The Real-time Transport Protocol (RTP) is a network protocol for delivering audio and video over IP networks. RTP is used in communication and entertainment systems that involve streaming media, such as telephony, video teleconference applications including WebRTC, television services, and web-based push-to-talk features.
RTP typically runs over User Datagram Protocol (UDP). RTP is used in conjunction with the RTP Control Protocol (RTCP). While RTP carries the media streams (e.g., audio and video), RTCP is used to monitor transmission statistics and quality of service (QoS) and aids synchronization of multiple streams. RTP is one of the technical foundations of Voice over IP and in this context is often used in conjunction with a signaling protocol such as the Session Initiation Protocol (SIP) which establishes connections across the network.

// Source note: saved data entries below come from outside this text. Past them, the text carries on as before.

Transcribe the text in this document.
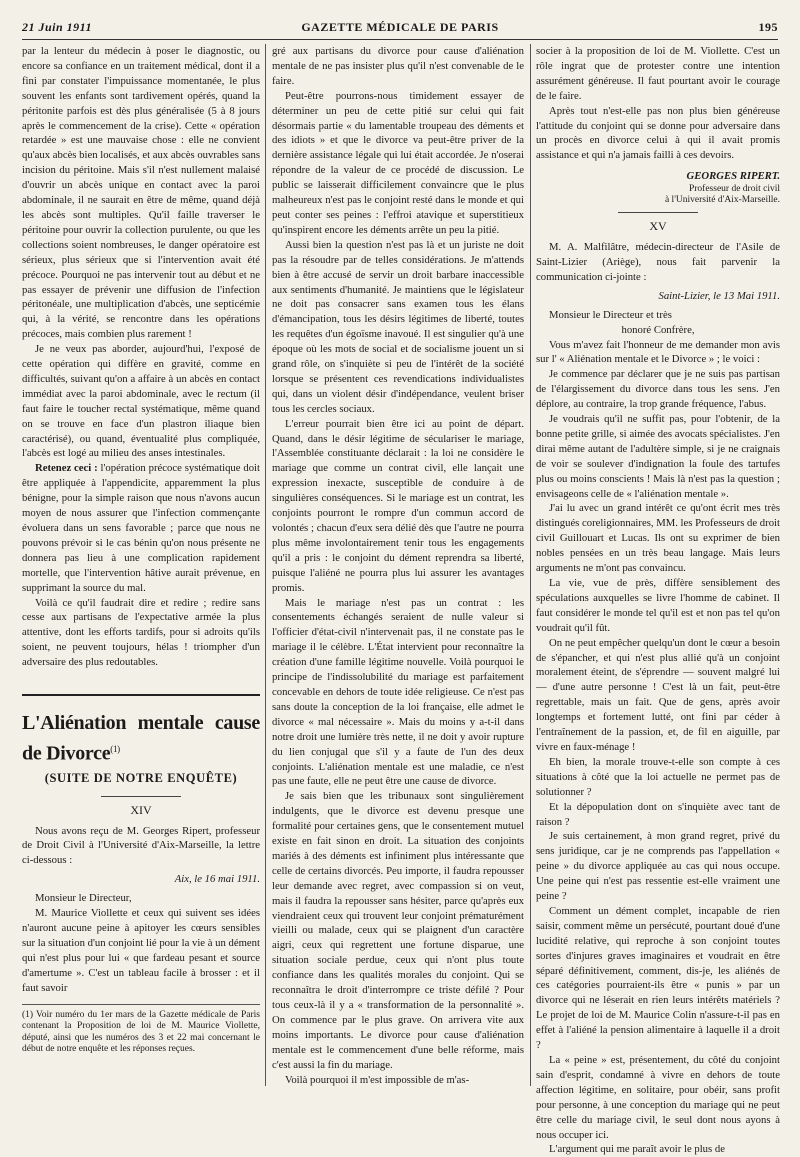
21 Juin 1911	GAZETTE MÉDICALE DE PARIS	195

par la lenteur du médecin à poser le diagnostic, ou encore sa confiance en un traitement médical, dont il a fini par constater l'impuissance momentanée, le plus souvent les enfants sont tardivement opérés, quand la péritonite parfois est dès plus généralisée (5 à 8 jours après le commencement de la crise). Cette « opération retardée » est une mauvaise chose : elle ne convient qu'aux abcès bien localisés, et aux abcès ouvrables sans incision du péritoine. Mais s'il n'est nullement malaisé d'ouvrir un abcès unique en contact avec la paroi abdominale, il ne saurait en être de même, quand déjà les abcès sont multiples. Qu'il faille traverser le péritoine pour ouvrir la collection purulente, ou que les collections soient nombreuses, le danger opératoire est sérieux, plus sérieux que si l'intervention avait été précoce. Pourquoi ne pas intervenir tout au début et ne pas essayer de prévenir une diffusion de l'infection péritonéale, une multiplication d'abcès, une septicémie qui, à la vérité, se rencontre dans les opérations précoces, mais combien plus rarement !

Je ne veux pas aborder, aujourd'hui, l'exposé de cette opération qui diffère en gravité, comme en difficultés, suivant qu'on a affaire à un abcès en contact immédiat avec la paroi abdominale, avec le rectum (il faut faire le toucher rectal systématique, même quand on se trouve en face d'un plastron iliaque bien caractérisé), ou quand, éventualité plus compliquée, l'abcès est logé au milieu des anses intestinales.

Retenez ceci : l'opération précoce systématique doit être appliquée à l'appendicite, apparemment la plus bénigne, pour la simple raison que nous n'avons aucun moyen de nous assurer que l'infection commençante évoluera dans un sens favorable ; parce que nous ne pouvons prévoir si le cas bénin qu'on nous présente ne donnera pas lieu à une complication rapidement mortelle, que l'intervention hâtive aurait prévenue, en supprimant la source du mal.

Voilà ce qu'il faudrait dire et redire ; redire sans cesse aux partisans de l'expectative armée la plus attentive, dont les efforts tardifs, pour si adroits qu'ils soient, ne peuvent toujours, hélas ! triompher d'un adversaire des plus redoutables.

L'Aliénation mentale cause de Divorce$^{(1)}$
(SUITE DE NOTRE ENQUÊTE)
XIV

Nous avons reçu de M. Georges Ripert, professeur de Droit Civil à l'Université d'Aix-Marseille, la lettre ci-dessous :

Aix, le 16 mai 1911.

Monsieur le Directeur,

M. Maurice Viollette et ceux qui suivent ses idées n'auront aucune peine à apitoyer les cœurs sensibles sur la situation d'un conjoint lié pour la vie à un dément qui n'est plus pour lui « que fardeau pesant et source d'amertume ». C'est un tableau facile à brosser : et il faut savoir

(1) Voir numéro du 1er mars de la Gazette médicale de Paris contenant la Proposition de loi de M. Maurice Viollette, député, ainsi que les numéros des 3 et 22 mai concernant le début de notre enquête et les réponses reçues.

gré aux partisans du divorce pour cause d'aliénation mentale de ne pas insister plus qu'il n'est convenable de le faire.

Peut-être pourrons-nous timidement essayer de déterminer un peu de cette pitié sur celui qui fait désormais partie « du lamentable troupeau des déments et des idiots » et que le divorce va peut-être priver de la dernière assistance légale qui lui était accordée. Je n'oserai répondre de la valeur de ce procédé de discussion. Le public se laisserait difficilement convaincre que le plus malheureux n'est pas le conjoint resté dans le monde et qui peut conter ses peines : l'effroi atavique et superstitieux qu'inspirent encore les déments arrête un peu la pitié.

Aussi bien la question n'est pas là et un juriste ne doit pas la résoudre par de telles considérations. Je m'attends bien à être accusé de servir un droit barbare inaccessible aux sentiments d'humanité. Je maintiens que le législateur ne doit pas consacrer sans examen tous les élans d'émancipation, tous les désirs légitimes de liberté, toutes les requêtes d'un égoïsme inavoué. Il est singulier qu'à une époque où les mots de social et de socialisme jouent un si grand rôle, on s'inquiète si peu de l'intérêt de la société lorsque se présentent ces revendications individualistes qui, dans un violent désir d'indépendance, veulent briser tous les cercles sociaux.

L'erreur pourrait bien être ici au point de départ. Quand, dans le désir légitime de séculariser le mariage, l'Assemblée constituante déclarait : la loi ne considère le mariage que comme un contrat civil, elle lançait une expression inexacte, susceptible de conduire à de singulières conséquences. Si le mariage est un contrat, les conjoints pourront le rompre d'un commun accord de volontés ; chacun d'eux sera délié dès que l'autre ne pourra plus même involontairement tenir tous les engagements qu'il a pris : le conjoint du dément reprendra sa liberté, puisque l'aliéné ne pourra plus lui assurer les avantages promis.

Mais le mariage n'est pas un contrat : les consentements échangés seraient de nulle valeur si l'officier d'état-civil n'intervenait pas, il ne constate pas le mariage il le célèbre. L'État intervient pour reconnaître la création d'une famille légitime nouvelle. Voilà pourquoi le principe de l'indissolubilité du mariage est parfaitement concevable en dehors de toute idée religieuse. Ce n'est pas sans doute la conception de la loi française, elle admet le divorce « mal nécessaire ». Mais du moins y a-t-il dans notre droit une lumière très nette, il ne doit y avoir rupture du lien conjugal que s'il y a faute de l'un des deux conjoints. L'aliénation mentale est une maladie, ce n'est pas une faute, elle ne peut être une cause de divorce.

Je sais bien que les tribunaux sont singulièrement indulgents, que le divorce est devenu presque une formalité pour certaines gens, que le consentement mutuel existe en fait sinon en droit. La situation des conjoints mariés à des déments est infiniment plus intéressante que celle de certains divorcés. Peu importe, il faudra repousser leur demande avec regret, avec compassion si on veut, mais il faudra la repousser sans hésiter, parce qu'après eux viendraient ceux qui trouvent leur conjoint prématurément vieilli ou malade, ceux qui se plaignent d'un caractère aigri, ceux qui regrettent une fortune disparue, une situation sociale perdue, ceux qui n'ont plus toute confiance dans les qualités morales du conjoint. Qui se reconnaîtra le droit d'interrompre ce triste défilé ? Pour tous ceux-là il y a « transformation de la personnalité ». On commence par le plus grave. On arrivera vite aux moins importants. Le divorce pour cause d'aliénation mentale est le commencement d'une belle réforme, mais c'est aussi la fin du mariage.

Voilà pourquoi il m'est impossible de m'as-

socier à la proposition de loi de M. Viollette. C'est un rôle ingrat que de protester contre une intention assurément généreuse. Il faut pourtant avoir le courage de le faire.

Après tout n'est-elle pas non plus bien généreuse l'attitude du conjoint qui se donne pour adversaire dans un procès en divorce celui à qui il avait promis assistance et qui n'a jamais failli à ces devoirs.

GEORGES RIPERT.
Professeur de droit civil
à l'Université d'Aix-Marseille.
XV

M. A. Malfilâtre, médecin-directeur de l'Asile de Saint-Lizier (Ariège), nous fait parvenir la communication ci-jointe :

Saint-Lizier, le 13 Mai 1911.

Monsieur le Directeur et très

honoré Confrère,

Vous m'avez fait l'honneur de me demander mon avis sur l' « Aliénation mentale et le Divorce » ; le voici :

Je commence par déclarer que je ne suis pas partisan de l'élargissement du divorce dans tous les sens. J'en déplore, au contraire, la trop grande fréquence, l'abus.

Je voudrais qu'il ne suffit pas, pour l'obtenir, de la bonne petite grille, si aimée des avocats spécialistes. J'en dirai même autant de l'adultère simple, si je ne craignais de voir se soulever d'indignation la foule des tartufes plus ou moins conscients ! Mais là n'est pas la question ; envisageons celle de « l'aliénation mentale ».

J'ai lu avec un grand intérêt ce qu'ont écrit mes très distingués coreligionnaires, MM. les Professeurs de droit civil Guillouart et Lucas. Ils ont su exprimer de bien nobles pensées en un très beau langage. Mais leurs arguments ne m'ont pas convaincu.

La vie, vue de près, diffère sensiblement des spéculations auxquelles se livre l'homme de cabinet. Il faut considérer le monde tel qu'il est et non pas tel qu'on voudrait qu'il fût.

On ne peut empêcher quelqu'un dont le cœur a besoin de s'épancher, et qui n'est plus allié qu'à un conjoint moralement éteint, de s'éprendre — souvent malgré lui — d'une autre personne ! C'est là un fait, peut-être regrettable, mais un fait. Que de gens, après avoir longtemps et fortement lutté, ont fini par céder à l'entraînement de la passion, et, de fil en aiguille, par vivre en faux-ménage !

Eh bien, la morale trouve-t-elle son compte à ces situations à côté que la loi actuelle ne permet pas de solutionner ?

Et la dépopulation dont on s'inquiète avec tant de raison ?

Je suis certainement, à mon grand regret, privé du sens juridique, car je ne comprends pas l'appellation « peine » du divorce appliquée au cas qui nous occupe. Une peine qui n'est pas ressentie est-elle vraiment une peine ?

Comment un dément complet, incapable de rien saisir, comment même un persécuté, pourtant doué d'une lucidité relative, qui reproche à son conjoint toutes sortes d'injures graves imaginaires et voudrait en être séparé définitivement, comment, dis-je, les aliénés de ces catégories pourraient-ils être « punis » par un divorce qui ne léserait en rien leurs intérêts matériels ? Le projet de loi de M. Maurice Colin n'assure-t-il pas en effet à l'aliéné la pension alimentaire à laquelle il a droit ?

La « peine » est, présentement, du côté du conjoint sain d'esprit, condamné à vivre en dehors de toute affection légitime, en solitaire, pour obéir, sans profit pour personne, à une conception du mariage qui ne peut être celle du mariage civil, le seul dont nous ayons à nous occuper ici.

L'argument qui me paraît avoir le plus de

RTP was developed by the Audio-Video Transport Working Group of the Internet Engineering Task Force (IETF) and first published in 1996 as RFC 1889 which was then superseded by RFC 3550 in 2003.
RTP is designed for end-to-end, real-time transfer of streaming media. The protocol provides facilities for jitter compensation and detection of packet loss and out-of-order delivery, which are common especially during UDP transmissions on an IP network. RTP allows data transfer to multiple destinations through IP multicast. RTP is regarded as the primary standard for audio/video transport in IP networks and is used with an associated profile and payload format. The design of RTP is based on the architectural principle known as application-layer framing where protocol functions are implemented in the application as opposed to in the operating system's protocol stack.
Real-time multimedia streaming applications require timely delivery of information and often can tolerate some packet loss to achieve this goal. For example, loss of a packet in an audio application may result in loss of a fraction of a second of audio data, which can be made unnoticeable with suitable error concealment algorithms. The Transmission Control Protocol (TCP), although standardized for RTP use, is not normally used in RTP applications because TCP favors reliability over timeliness. Instead, the majority of the RTP implementations are built on the User Datagram Protocol (UDP). Other transport protocols specifically designed for multimedia sessions are SCTP and DCCP, although, as of 2012, they are not in widespread use.
RTP was developed by the Audio/Video Transport working group of the IETF standards organization. RTP is used in conjunction with other protocols such as H.323 and RTSP. The RTP specification describes two protocols: RTP and RTCP. RTP is used for the transfer of multimedia data, and the RTCP is used to periodically send control information and QoS parameters.
The data transfer protocol, RTP, carries real-time data. Information provided by this protocol includes timestamps (for synchronization), sequence numbers (for packet loss and reordering detection) and the payload format which indicates the encoded format of the data. The control protocol, RTCP, is used for quality of service (QoS) feedback and synchronization between the media streams. The bandwidth of RTCP traffic compared to RTP is small, typically around 5%.
RTP sessions are typically initiated between communicating peers using a signaling protocol, such as H.323, the Session Initiation Protocol (SIP), RTSP, or Jingle (XMPP). These protocols may use the Session Description Protocol to specify the parameters for the sessions.
An RTP session is established for each multimedia stream. Audio and video streams may use separate RTP sessions, enabling a receiver to selectively receive components of a particular stream. The specification recommends that RTP port numbers are chosen to be even and that each associated RTCP port be the next higher odd number.:68 However, a single port is chosen for RTP and RTCP in applications that multiplex the protocols. RTP and RTCP typically use unprivileged UDP ports (1024 to 65535), but may also use other transport protocols, most notably, SCTP and DCCP, as the protocol design is transport independent.
RTP is used by real-time multimedia applications such as voice over IP, audio over IP, WebRTC and Internet Protocol television
One of the design considerations for RTP is to carry a range of multimedia formats and allow new formats without revising the RTP standard. To this end, the information required by a specific application of the protocol is not included in the generic RTP header but is instead provided through separate RTP profiles and associated payload formats. For each class of application (e.g., audio, video), RTP defines a profile and one or more associated payload formats. A complete specification of RTP for a particular application usage requires profile and payload format specifications.:71
The profile defines the codecs used to encode the payload data and their mapping to payload format codes in the Payload Type (PT) field of the RTP header. Each profile is accompanied by several payload format specifications, each of which describes the transport of a particular encoded data. The audio payload formats include G.711, G.723, G.726, G.729, GSM, QCELP, MP3, and DTMF, and the video payload formats include H.261, H.263, H.264, H.265, and MPEG-1/MPEG-2. The mapping of MPEG-4 audio/video streams to RTP packets is specified in RFC 3016, and H.263 video payloads are described in RFC 2429.
Examples of RTP profiles include:
The experimental Control Data Profile for RTP (RTP/CDP) for machine-to-machine communications.